Guest Student Blog: Malina Preda talks about discovering a passion for family law

Malina recently graduated this July.

My name is Malina Preda and I am graduating this year from University of Essex. My evolution through three years spent in university was impressive as I enjoyed lots of work experience in my final year which increased my learning outcomes, skills and employability. My first year of university was the hardest because I’m not a native english speaker, the language barrier made the process really difficult and I could not show the best abilities I have. I had lots of rejections in the first and second year which made me feel I did not achieve enough and it was not a good idea to continue the process, but the final year showed me that just a bit of experience can make a big difference.

When it was the time to make my third-year module choices, two of the modules I chose were the Family Law module and the Law Placement module. I chose the Law Placement module because it would give me an opportunity to secure some experience and develop skills relevant to a law career. I heard about Support Through Court (Chelmsford) and Suffolk Law Centre (Ipswich) who provide support for people who could not get legal advice or support in the court process. These placements would give me the chance to learn more about different areas of law such as family law, employment law, and housing law. I applied and I was successful in securing the roles which make me feel more confident in my abilities to show what I can achieve and do.

I began volunteering two days per week with Support Through Court (STC) in Chelmsford and one day per week with the Suffolk Law Centre (ISCRE) in Ipswich. Due to my lecturer’s encouragement, I felt more optimistic for my future and confident about my abilities. I could discover that I am capable in what I am doing and I need to be more confident in my knowledge. After I received the opportunity to volunteer with ISCRE and STC, the Citizens Advice Bureau also gave me the chance to volunteer when I have time.
I could see how getting a little experience in some places can increase the probability of volunteering or working in different organisations. I understood that experience improves basic skills, which become exceptional with more time spent in practice. During the placements, I developed essential transferable skills like communication, listening, analysis, attention to detail and teamwork.

I spent a lot of time with STC, and I am proud of my achievements there. I developed excellent communication skills, speaking face to face or over the phone, listening properly to clients, and taking notes during hearings which increased my attention and focus.
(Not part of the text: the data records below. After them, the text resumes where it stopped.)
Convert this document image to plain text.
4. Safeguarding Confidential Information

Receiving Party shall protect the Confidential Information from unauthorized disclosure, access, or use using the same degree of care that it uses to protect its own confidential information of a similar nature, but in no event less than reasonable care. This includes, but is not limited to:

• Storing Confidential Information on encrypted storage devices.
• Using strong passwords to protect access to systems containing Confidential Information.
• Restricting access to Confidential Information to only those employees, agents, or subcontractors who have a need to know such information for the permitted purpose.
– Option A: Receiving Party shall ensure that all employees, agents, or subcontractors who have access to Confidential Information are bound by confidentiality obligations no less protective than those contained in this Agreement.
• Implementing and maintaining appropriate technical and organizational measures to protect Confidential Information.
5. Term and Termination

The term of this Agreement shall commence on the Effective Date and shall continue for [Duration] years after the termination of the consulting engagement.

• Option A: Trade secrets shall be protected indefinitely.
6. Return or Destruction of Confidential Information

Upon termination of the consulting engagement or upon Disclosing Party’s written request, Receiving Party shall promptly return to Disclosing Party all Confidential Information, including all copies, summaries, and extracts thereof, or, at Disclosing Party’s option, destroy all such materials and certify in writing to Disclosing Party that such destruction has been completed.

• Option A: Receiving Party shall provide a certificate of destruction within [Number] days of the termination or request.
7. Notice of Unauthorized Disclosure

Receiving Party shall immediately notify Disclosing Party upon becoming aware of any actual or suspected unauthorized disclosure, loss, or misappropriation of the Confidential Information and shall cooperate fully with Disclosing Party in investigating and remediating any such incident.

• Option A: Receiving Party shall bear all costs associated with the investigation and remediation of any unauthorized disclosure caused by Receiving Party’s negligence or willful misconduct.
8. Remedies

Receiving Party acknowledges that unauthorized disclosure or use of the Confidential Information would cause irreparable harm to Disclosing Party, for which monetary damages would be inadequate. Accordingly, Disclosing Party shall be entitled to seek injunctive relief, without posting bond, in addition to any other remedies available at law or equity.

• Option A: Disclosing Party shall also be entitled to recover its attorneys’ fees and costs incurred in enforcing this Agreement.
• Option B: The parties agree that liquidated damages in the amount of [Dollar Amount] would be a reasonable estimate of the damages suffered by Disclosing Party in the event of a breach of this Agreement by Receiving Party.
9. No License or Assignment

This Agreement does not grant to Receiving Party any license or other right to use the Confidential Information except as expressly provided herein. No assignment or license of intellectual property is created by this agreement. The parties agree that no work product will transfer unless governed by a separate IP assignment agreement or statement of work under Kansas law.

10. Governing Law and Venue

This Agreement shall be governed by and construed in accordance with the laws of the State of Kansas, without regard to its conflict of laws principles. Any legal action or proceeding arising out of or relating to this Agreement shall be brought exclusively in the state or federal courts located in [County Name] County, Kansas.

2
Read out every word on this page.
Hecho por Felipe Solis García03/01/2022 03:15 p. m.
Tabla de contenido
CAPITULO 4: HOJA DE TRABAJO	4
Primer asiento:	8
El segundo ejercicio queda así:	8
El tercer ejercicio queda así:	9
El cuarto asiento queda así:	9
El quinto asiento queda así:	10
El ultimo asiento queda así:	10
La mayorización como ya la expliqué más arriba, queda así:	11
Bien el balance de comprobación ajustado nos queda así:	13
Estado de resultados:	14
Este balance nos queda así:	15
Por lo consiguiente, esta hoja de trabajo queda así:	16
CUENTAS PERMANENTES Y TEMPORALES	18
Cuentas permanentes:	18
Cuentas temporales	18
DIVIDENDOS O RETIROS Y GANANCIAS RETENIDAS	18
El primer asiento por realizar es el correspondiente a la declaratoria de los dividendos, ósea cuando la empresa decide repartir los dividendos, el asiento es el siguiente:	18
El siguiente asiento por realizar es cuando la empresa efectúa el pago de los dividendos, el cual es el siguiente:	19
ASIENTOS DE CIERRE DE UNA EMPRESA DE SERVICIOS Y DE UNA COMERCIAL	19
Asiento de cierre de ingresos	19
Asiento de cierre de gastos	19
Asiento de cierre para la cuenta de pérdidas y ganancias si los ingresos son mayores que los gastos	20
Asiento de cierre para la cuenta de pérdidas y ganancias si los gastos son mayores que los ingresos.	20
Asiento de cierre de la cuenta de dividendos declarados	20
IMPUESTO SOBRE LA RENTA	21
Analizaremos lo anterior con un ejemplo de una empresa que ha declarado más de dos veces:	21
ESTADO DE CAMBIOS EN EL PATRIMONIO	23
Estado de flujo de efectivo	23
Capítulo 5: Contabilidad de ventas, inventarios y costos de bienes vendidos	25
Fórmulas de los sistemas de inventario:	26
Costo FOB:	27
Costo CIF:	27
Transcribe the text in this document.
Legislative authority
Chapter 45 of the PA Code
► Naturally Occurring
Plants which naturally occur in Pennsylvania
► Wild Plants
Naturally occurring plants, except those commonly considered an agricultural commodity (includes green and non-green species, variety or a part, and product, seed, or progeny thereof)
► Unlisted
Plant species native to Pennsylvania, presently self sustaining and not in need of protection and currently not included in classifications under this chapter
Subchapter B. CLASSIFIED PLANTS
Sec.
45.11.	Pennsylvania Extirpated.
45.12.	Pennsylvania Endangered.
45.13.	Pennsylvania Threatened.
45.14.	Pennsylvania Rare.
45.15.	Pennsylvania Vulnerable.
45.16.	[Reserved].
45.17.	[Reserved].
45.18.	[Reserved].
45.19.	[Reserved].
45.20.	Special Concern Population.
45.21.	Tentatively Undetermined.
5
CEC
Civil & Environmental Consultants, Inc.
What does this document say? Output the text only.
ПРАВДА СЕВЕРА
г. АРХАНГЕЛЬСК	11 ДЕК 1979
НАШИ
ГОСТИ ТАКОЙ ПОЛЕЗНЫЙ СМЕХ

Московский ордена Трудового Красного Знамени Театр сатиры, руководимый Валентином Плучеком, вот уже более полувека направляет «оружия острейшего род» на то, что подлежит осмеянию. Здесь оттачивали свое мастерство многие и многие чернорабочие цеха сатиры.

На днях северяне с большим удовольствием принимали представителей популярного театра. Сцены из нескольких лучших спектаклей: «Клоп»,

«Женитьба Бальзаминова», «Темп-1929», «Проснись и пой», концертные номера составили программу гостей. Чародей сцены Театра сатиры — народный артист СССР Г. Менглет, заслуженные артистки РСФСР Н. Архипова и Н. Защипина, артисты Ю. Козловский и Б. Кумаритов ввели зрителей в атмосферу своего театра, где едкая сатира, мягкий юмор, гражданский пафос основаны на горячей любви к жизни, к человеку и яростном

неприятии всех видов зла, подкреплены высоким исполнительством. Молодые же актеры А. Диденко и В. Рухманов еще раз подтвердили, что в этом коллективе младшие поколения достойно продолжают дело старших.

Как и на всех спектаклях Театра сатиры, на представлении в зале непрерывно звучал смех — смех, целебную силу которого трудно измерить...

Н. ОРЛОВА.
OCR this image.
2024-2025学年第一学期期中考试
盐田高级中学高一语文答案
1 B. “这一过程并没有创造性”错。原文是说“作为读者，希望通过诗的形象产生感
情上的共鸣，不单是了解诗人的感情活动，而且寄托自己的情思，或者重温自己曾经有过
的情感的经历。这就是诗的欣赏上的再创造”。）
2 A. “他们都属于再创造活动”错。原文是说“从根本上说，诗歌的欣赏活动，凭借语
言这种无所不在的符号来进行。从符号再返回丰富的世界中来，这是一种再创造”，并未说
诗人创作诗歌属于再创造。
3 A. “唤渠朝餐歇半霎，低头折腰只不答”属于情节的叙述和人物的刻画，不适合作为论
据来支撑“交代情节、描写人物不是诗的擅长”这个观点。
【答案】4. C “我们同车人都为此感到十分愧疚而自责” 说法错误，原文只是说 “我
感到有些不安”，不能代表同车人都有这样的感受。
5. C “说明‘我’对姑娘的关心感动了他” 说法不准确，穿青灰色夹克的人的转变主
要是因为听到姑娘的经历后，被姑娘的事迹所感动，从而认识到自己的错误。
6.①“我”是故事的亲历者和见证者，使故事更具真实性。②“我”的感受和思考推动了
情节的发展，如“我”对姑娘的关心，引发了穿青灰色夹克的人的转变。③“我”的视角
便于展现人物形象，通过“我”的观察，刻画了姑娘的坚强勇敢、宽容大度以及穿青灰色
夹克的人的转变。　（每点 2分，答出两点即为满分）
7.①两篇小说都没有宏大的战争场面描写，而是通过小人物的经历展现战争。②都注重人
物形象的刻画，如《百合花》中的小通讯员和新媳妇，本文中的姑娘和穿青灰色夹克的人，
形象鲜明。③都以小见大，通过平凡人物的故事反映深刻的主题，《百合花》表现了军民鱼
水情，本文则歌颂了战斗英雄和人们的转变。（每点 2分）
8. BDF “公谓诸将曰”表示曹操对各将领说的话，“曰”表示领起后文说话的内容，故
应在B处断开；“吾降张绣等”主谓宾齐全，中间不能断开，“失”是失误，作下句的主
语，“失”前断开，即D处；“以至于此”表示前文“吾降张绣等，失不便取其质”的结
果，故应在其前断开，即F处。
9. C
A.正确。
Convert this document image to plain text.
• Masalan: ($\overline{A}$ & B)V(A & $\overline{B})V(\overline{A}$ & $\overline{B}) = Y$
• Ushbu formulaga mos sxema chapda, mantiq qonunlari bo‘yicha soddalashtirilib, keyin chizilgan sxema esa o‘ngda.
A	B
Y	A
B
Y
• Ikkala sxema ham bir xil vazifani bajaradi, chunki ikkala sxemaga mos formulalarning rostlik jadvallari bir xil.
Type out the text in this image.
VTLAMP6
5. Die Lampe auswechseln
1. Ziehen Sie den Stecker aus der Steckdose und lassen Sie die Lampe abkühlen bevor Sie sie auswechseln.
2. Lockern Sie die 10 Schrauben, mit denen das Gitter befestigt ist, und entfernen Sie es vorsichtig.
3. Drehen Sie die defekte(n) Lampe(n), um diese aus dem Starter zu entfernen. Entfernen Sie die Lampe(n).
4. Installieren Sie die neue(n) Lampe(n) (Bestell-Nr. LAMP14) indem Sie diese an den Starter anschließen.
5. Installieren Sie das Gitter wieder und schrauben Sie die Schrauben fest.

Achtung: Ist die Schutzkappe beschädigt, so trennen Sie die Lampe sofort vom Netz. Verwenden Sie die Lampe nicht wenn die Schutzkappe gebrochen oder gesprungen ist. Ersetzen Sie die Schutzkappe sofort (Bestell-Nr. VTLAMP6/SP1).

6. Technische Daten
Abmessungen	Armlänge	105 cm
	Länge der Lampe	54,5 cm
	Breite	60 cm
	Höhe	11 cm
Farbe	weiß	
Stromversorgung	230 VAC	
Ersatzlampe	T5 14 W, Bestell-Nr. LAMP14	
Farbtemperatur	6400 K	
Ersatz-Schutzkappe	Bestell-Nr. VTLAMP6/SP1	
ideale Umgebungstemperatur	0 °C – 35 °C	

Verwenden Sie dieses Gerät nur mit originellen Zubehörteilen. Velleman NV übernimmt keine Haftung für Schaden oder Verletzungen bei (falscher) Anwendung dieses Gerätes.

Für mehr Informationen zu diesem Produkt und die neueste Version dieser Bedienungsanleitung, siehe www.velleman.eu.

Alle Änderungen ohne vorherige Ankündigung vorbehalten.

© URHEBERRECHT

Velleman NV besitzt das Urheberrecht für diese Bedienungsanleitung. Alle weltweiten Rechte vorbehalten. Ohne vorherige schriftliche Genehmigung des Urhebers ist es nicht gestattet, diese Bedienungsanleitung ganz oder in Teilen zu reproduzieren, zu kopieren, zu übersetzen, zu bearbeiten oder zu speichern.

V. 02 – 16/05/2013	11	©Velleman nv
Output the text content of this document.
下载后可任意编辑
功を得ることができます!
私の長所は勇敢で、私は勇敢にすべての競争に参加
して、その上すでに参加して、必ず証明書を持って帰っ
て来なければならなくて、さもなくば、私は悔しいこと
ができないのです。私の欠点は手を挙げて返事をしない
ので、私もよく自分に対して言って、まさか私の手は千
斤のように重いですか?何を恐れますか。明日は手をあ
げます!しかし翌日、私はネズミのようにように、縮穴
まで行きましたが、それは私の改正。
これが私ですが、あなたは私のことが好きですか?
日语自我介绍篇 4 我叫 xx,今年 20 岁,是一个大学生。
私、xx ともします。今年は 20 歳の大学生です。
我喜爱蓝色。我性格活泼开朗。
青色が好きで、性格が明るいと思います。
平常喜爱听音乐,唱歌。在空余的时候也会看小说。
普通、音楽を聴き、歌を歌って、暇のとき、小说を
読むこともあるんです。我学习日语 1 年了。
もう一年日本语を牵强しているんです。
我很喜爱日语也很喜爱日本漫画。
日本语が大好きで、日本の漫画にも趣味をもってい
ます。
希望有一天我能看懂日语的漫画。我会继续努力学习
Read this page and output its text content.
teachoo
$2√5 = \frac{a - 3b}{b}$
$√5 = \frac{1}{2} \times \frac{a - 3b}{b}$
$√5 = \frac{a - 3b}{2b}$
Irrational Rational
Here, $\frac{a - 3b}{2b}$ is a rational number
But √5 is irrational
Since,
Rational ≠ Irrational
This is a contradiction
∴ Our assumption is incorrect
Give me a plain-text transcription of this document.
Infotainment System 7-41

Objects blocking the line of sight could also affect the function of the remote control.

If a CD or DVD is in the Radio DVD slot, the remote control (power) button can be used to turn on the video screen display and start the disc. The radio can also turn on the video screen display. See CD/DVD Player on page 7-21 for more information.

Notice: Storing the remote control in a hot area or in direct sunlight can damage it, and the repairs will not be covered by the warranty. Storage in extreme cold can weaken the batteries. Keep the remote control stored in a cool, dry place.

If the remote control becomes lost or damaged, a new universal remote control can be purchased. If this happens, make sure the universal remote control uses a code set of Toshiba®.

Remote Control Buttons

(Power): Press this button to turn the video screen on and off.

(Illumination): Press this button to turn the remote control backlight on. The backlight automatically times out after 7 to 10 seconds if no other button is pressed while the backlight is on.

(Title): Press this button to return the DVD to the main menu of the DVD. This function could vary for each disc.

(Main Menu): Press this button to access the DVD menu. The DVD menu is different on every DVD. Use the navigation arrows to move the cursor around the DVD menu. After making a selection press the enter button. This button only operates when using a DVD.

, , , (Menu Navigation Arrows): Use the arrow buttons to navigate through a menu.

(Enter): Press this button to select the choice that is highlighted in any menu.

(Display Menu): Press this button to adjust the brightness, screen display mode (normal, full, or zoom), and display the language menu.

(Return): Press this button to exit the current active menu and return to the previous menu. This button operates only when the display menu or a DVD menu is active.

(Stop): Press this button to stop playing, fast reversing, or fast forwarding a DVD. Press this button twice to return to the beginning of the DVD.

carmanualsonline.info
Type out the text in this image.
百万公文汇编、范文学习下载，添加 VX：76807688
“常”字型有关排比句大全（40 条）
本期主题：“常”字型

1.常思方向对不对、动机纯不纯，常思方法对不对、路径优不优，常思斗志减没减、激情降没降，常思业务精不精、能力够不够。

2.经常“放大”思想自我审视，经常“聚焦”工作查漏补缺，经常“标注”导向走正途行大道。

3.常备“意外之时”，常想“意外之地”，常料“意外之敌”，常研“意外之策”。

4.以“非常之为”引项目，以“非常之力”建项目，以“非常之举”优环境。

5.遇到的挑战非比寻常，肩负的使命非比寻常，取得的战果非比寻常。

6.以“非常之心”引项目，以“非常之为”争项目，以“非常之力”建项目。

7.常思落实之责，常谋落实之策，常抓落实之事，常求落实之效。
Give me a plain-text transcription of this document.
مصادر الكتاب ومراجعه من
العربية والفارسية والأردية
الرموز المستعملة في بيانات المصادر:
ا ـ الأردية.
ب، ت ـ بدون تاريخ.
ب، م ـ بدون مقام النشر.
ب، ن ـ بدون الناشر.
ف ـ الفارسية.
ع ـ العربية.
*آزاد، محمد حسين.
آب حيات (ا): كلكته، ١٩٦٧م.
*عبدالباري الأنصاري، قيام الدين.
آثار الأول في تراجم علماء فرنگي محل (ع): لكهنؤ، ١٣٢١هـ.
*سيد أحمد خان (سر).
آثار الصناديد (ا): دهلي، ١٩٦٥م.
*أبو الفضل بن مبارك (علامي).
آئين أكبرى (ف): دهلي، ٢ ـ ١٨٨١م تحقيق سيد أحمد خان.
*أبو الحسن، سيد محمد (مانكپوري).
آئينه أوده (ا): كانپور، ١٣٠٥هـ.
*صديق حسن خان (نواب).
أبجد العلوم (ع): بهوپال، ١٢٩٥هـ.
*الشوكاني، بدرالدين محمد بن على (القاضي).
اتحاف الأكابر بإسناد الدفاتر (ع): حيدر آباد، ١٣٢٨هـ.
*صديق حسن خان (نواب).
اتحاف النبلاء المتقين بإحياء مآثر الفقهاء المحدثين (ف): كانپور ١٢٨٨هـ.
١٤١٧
All the time spent there I treated with passion, love, and curiosity and was cheerful for all the cases I dealt with. I enjoyed working there and felt that I was appreciated for my hard-work. I felt that sometimes I did not do enough but the next time I would always try to do better and improve my work. I tried to develop my abilities every day and I know that this will help me develop a successful career in the future.

I know that Family Law is the main area where I would like to develop and work and the Family Law module and the Law Placement module have helped me to develop professionally. I think the opportunities I secured through the Placement module have given me a lot of insight and I am proud I could experience this during university without fear of the language barrier which at the beginning was a big problem for me. I would highly recommend and encourage you to achieve as much work experience as you can as it will help you build networks and will open more doors for you for the future.

Please note the module, Clinical Legal Education (Law placement), is not running during the 2020-21 academic year but will be back in 2021-22. However there will be placement opportunities advertised throughout the academic year which you can do alongside your degree.